APPEAL FROM THE POPE COUNTY
HON. GORDON WILLIAM MCCAIN, JR,
AFFIRMED ON DIRECT APPEAL;
REVERSED AND REMANDED ON
CROSS-APPEAL; COURT OF APPEALS
JIM HANNAH, Chief Justice
Appellant Randy Tucker appeals from an order of the Pope County Circuit Court that
increased his child-support obligation from $45 per week to $1,809.92 per month, based on
a net-worth approach.
Appellees Regina Tucker and the Office of Child Support
Enforcement (collectively referred to as OCSE) cross-appeal from the circuit court’s refusal
to make the modification retroactive to the date of the filing of the petition for modification.
Randy originally appealed to the court of appeals. The court of appeals affirmed the
increase in child support on direct appeal, and reversed the order on cross-appeal, making
the increase retroactive to the date of the filing of the motion for modification. See Tucker
v. Tucker, ___ Ark. App. ___, ___ S.W.3d ___ (Sept. 20, 2006). Randy petitioned this court
for review, which we granted pursuant to Ark. Sup. Ct. R. 2-4. Upon the grant of a petition
for review, we consider the case as though it had been originally filed in this court.
Rodriguez v. Ark. Dep’t of Human Servs., 360 Ark. 180, 200 S.W.3d 431 (2004). We affirm
on direct appeal, and we reverse and remand on cross-appeal.
Randy and Regina were divorced by decree of the circuit court on April 30, 1997.
The decree awarded Regina custody of the parties’ minor child and ordered Randy to pay
child support of $45 per week.
On October 2, 2003, OCSE intervened and filed a motion to modify Randy’s childsupport obligation. The motion alleged that, since the entry of the decree in 1997, Randy’s
income had increased by more than twenty percent or by more than $100 per month, thereby
constituting a material change in circumstances.

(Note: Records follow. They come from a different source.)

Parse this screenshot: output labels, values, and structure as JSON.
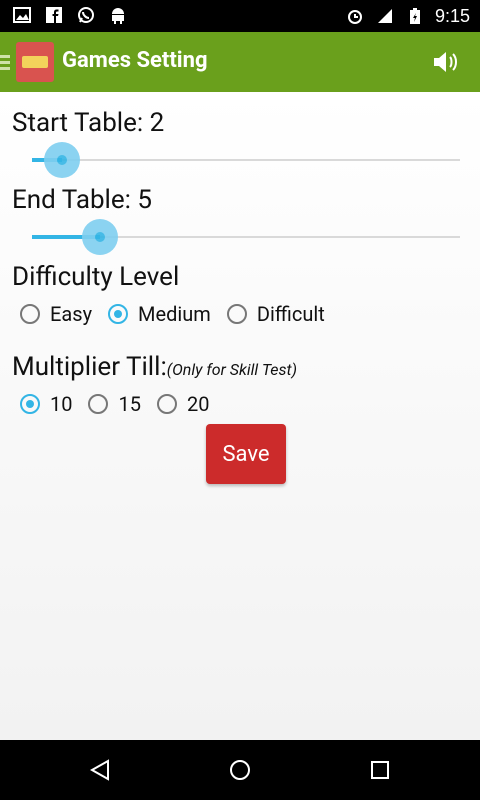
{
  "status_bar": {
    "time": "9:15",
    "left_icons": [
      "picture-icon",
      "facebook-icon",
      "whatsapp-icon",
      "android-icon"
    ],
    "right_icons": [
      "alarm-icon",
      "signal-icon",
      "battery-icon"
    ]
  },
  "app_bar": {
    "title": "Games Setting",
    "icons": {
      "menu": "hamburger-icon",
      "logo": "app-logo-icon",
      "sound": "speaker-icon"
    },
    "accent": "#6aa01c"
  },
  "settings": {
    "start_table": {
      "label": "Start Table: 2",
      "value": 2,
      "level": 0.07
    },
    "end_table": {
      "label": "End Table: 5",
      "value": 5,
      "level": 0.16
    },
    "difficulty": {
      "title": "Difficulty Level",
      "options": [
        "Easy",
        "Medium",
        "Difficult"
      ],
      "selected": "Medium"
    },
    "multiplier": {
      "title": "Multiplier Till:",
      "note": "(Only for Skill Test)",
      "options": [
        "10",
        "15",
        "20"
      ],
      "selected": "10"
    },
    "save_label": "Save",
    "save_color": "#cc2b2b",
    "slider_color": "#33b5e5"
  },
  "nav_bar": {
    "icons": [
      "back-icon",
      "home-icon",
      "recents-icon"
    ]
  }
}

A hearing on the motion was held on March 16, 2005. William Lawton, a certified
public accountant, testified that he reviewed Randy’s tax returns and other information as
requested by OCSE. From that information, he prepared a worksheet showing Randy’s
monthly expenses to be $8,084. He also stated that Randy’s 2003 Schedule C appeared
reasonable, but that it could be used to hide income. Lawton said that it was reasonable to
believe that Randy paid his personal living expenses out of his business accounts. He also
testified that Randy may be living on borrowed money because his liabilities, such as loans
and lines of credit, had increased dramatically over the past five years.
Randy testified that he was a self-employed contractor, that he had been in the
business since 1997, and that his financial situation had “substantially changed” since that
time. Randy stated that he paid all of his bills, both business and personal, at the end of the
month and that, if he needed money to make the payments, he drew from one of three bank
loans or two lines of credit for his business. Randy testified that he had three credit cards
that he used for both business and personal expenses. He said that he submitted updated
financial statements to the banks at the beginning of every year and periodically throughout
the year. Further, he testified that the banks had a lot of faith in his ability to repay debt.

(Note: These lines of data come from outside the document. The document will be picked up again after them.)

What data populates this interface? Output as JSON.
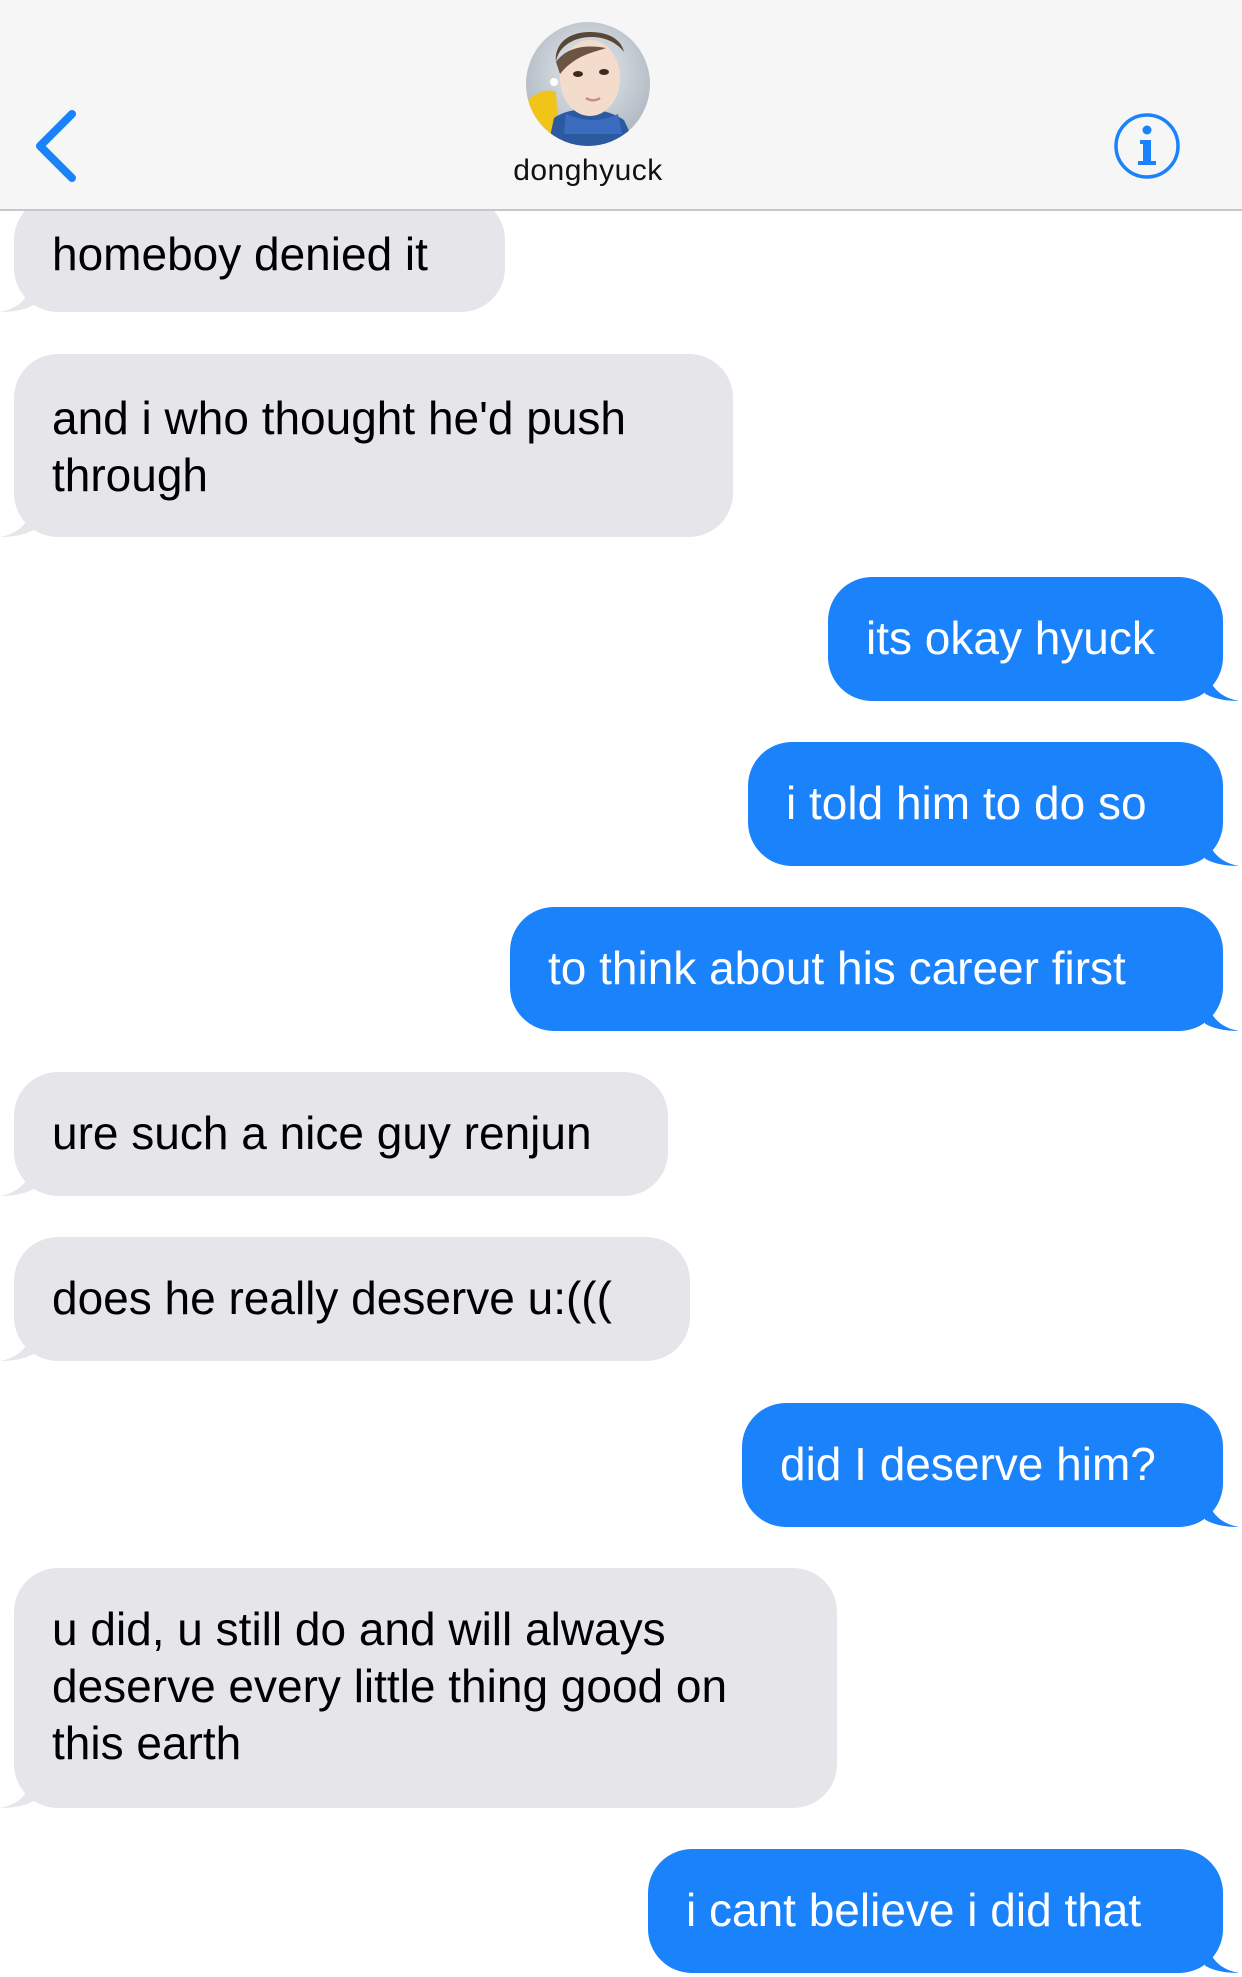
{
  "header": {
    "contact_name": "donghyuck",
    "back_icon": "chevron-left-icon",
    "info_icon": "info-icon",
    "accent_color": "#1a82fb"
  },
  "messages": [
    {
      "from": "them",
      "text": "homeboy denied it"
    },
    {
      "from": "them",
      "text": "and i who thought he'd push\nthrough"
    },
    {
      "from": "me",
      "text": "its okay hyuck"
    },
    {
      "from": "me",
      "text": "i told him to do so"
    },
    {
      "from": "me",
      "text": "to think about his career first"
    },
    {
      "from": "them",
      "text": "ure such a nice guy renjun"
    },
    {
      "from": "them",
      "text": "does he really deserve u:((("
    },
    {
      "from": "me",
      "text": "did I deserve him?"
    },
    {
      "from": "them",
      "text": "u did, u still do and will always\ndeserve every little thing good on\nthis earth"
    },
    {
      "from": "me",
      "text": "i cant believe i did that"
    }
  ],
  "colors": {
    "incoming_bubble": "#e5e5ea",
    "outgoing_bubble": "#1a82fb",
    "header_bg": "#f6f6f6"
  }
}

The record shows that Randy listed his family’s monthly expenses as $4,101, and that
after his current wife’s contributions, he needed to contribute $576.67 per week to meet the
monthly expenses. He testified that he tithed approximately $20,000 per year to his church,
which was more than ten percent of his income. In response to interrogatories, Randy listed
seven vehicles he owned, including two tractors and two all-terrain vehicles. He also
testified that he owned two boats, purchased on the lines of credit. Randy stated that, aside
from taking his kids to Branson each year to purchase school clothes, he had only been on
one vacation in the past four years.
Ricky Taylor, Randy’s certified public accountant, testified that he generated a
worksheet showing Randy’s 2003 net income as $509.46 per week, not including losses
from Randy’s farming operation. He said that the calculation of Randy’s expenses was
based on averages of what he spent each month, as well as tax returns. Taylor confirmed that
Randy paid all of his bills, business and personal, once a month, from one of his lines of
credit. Further, Taylor stated that, based on his discussions with Randy and a review of the
financial documents, he did not believe that Randy made as much money as he spent.

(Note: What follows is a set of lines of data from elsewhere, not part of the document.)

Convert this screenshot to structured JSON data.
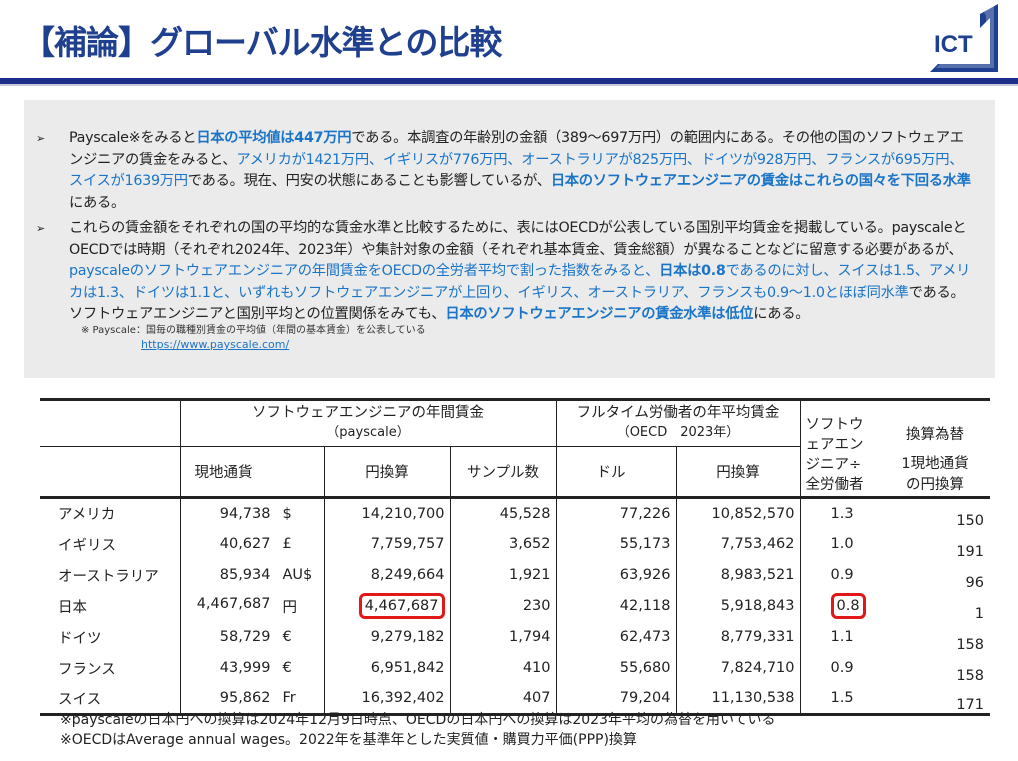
{
  "title": "【補論】グローバル水準との比較",
  "logo_text": "ICT",
  "bullets": [
    [
      [
        "n",
        "Payscale※をみると"
      ],
      [
        "b",
        "日本の平均値は447万円"
      ],
      [
        "n",
        "である。本調査の年齢別の金額（389〜697万円）の範囲内にある。その他の国のソフトウェアエンジニアの賃金をみると、"
      ],
      [
        "l",
        "アメリカが1421万円、イギリスが776万円、オーストラリアが825万円、ドイツが928万円、フランスが695万円、スイスが1639万円"
      ],
      [
        "n",
        "である。現在、円安の状態にあることも影響しているが、"
      ],
      [
        "b",
        "日本のソフトウェアエンジニアの賃金はこれらの国々を下回る水準"
      ],
      [
        "n",
        "にある。"
      ]
    ],
    [
      [
        "n",
        "これらの賃金額をそれぞれの国の平均的な賃金水準と比較するために、表にはOECDが公表している国別平均賃金を掲載している。payscaleとOECDでは時期（それぞれ2024年、2023年）や集計対象の金額（それぞれ基本賃金、賃金総額）が異なることなどに留意する必要があるが、"
      ],
      [
        "l",
        "payscaleのソフトウェアエンジニアの年間賃金をOECDの全労者平均で割った指数をみると、"
      ],
      [
        "b",
        "日本は0.8"
      ],
      [
        "l",
        "であるのに対し、スイスは1.5、アメリカは1.3、ドイツは1.1と、いずれもソフトウェアエンジニアが上回り、イギリス、オーストラリア、フランスも0.9〜1.0とほぼ同水準"
      ],
      [
        "n",
        "である。ソフトウェアエンジニアと国別平均との位置関係をみても、"
      ],
      [
        "b",
        "日本のソフトウェアエンジニアの賃金水準は低位"
      ],
      [
        "n",
        "にある。"
      ]
    ]
  ],
  "note": "※ Payscale：国毎の職種別賃金の平均値（年間の基本賃金）を公表している",
  "link": "https://www.payscale.com/",
  "table": {
    "group1": "ソフトウェアエンジニアの年間賃金",
    "group1_sub": "（payscale）",
    "group2": "フルタイム労働者の年平均賃金",
    "group2_sub": "（OECD　2023年）",
    "ratio_head": "ソフトウェアエンジニア÷全労働者",
    "rate_head1": "換算為替",
    "rate_head2": "1現地通貨の円換算",
    "cols": [
      "現地通貨",
      "円換算",
      "サンプル数",
      "ドル",
      "円換算"
    ],
    "rows": [
      {
        "country": "アメリカ",
        "local": "94,738",
        "cur": "$",
        "yen": "14,210,700",
        "sample": "45,528",
        "usd": "77,226",
        "oecd_yen": "10,852,570",
        "ratio": "1.3",
        "rate": "150"
      },
      {
        "country": "イギリス",
        "local": "40,627",
        "cur": "£",
        "yen": "7,759,757",
        "sample": "3,652",
        "usd": "55,173",
        "oecd_yen": "7,753,462",
        "ratio": "1.0",
        "rate": "191"
      },
      {
        "country": "オーストラリア",
        "local": "85,934",
        "cur": "AU$",
        "yen": "8,249,664",
        "sample": "1,921",
        "usd": "63,926",
        "oecd_yen": "8,983,521",
        "ratio": "0.9",
        "rate": "96"
      },
      {
        "country": "日本",
        "local": "4,467,687",
        "cur": "円",
        "yen": "4,467,687",
        "sample": "230",
        "usd": "42,118",
        "oecd_yen": "5,918,843",
        "ratio": "0.8",
        "rate": "1",
        "highlight": true
      },
      {
        "country": "ドイツ",
        "local": "58,729",
        "cur": "€",
        "yen": "9,279,182",
        "sample": "1,794",
        "usd": "62,473",
        "oecd_yen": "8,779,331",
        "ratio": "1.1",
        "rate": "158"
      },
      {
        "country": "フランス",
        "local": "43,999",
        "cur": "€",
        "yen": "6,951,842",
        "sample": "410",
        "usd": "55,680",
        "oecd_yen": "7,824,710",
        "ratio": "0.9",
        "rate": "158"
      },
      {
        "country": "スイス",
        "local": "95,862",
        "cur": "Fr",
        "yen": "16,392,402",
        "sample": "407",
        "usd": "79,204",
        "oecd_yen": "11,130,538",
        "ratio": "1.5",
        "rate": "171"
      }
    ]
  },
  "footnotes": [
    "※payscaleの日本円への換算は2024年12月9日時点、OECDの日本円への換算は2023年平均の為替を用いている",
    "※OECDはAverage annual wages。2022年を基準年とした実質値・購買力平価(PPP)換算"
  ],
  "colors": {
    "title": "#1f3f8f",
    "accent": "#1a74c8",
    "highlight": "#e01818"
  }
}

The circuit court issued a letter opinion on July 15, 2005, in which it found that the
OCSE had met its burden of proving that there was a material change of circumstances since
the entry of the child-support order in 1997. Further, the circuit court found that Randy was
self-employed and that his tax returns were unreliable for the purpose of determining his
income upon which a modification of child support could be based. The circuit court then
proceeded to use the net-worth approach found in Holland v. United States, 348 U.S. 121
(1954). In using this approach, the circuit court relied on three financial statements, dated
August 2003, April 15, 2004, and January 19, 2005, that Randy issued to banks in the
ordinary course of business. The circuit court found that Randy’s net worth had increased
by $214,000 over that period and calculated Randy’s average monthly income, after
excluding income from Randy’s current wife, to be $12,066.11. Because Randy’s income
exceeded the child-support chart levels, the court applied the child-support guidelines’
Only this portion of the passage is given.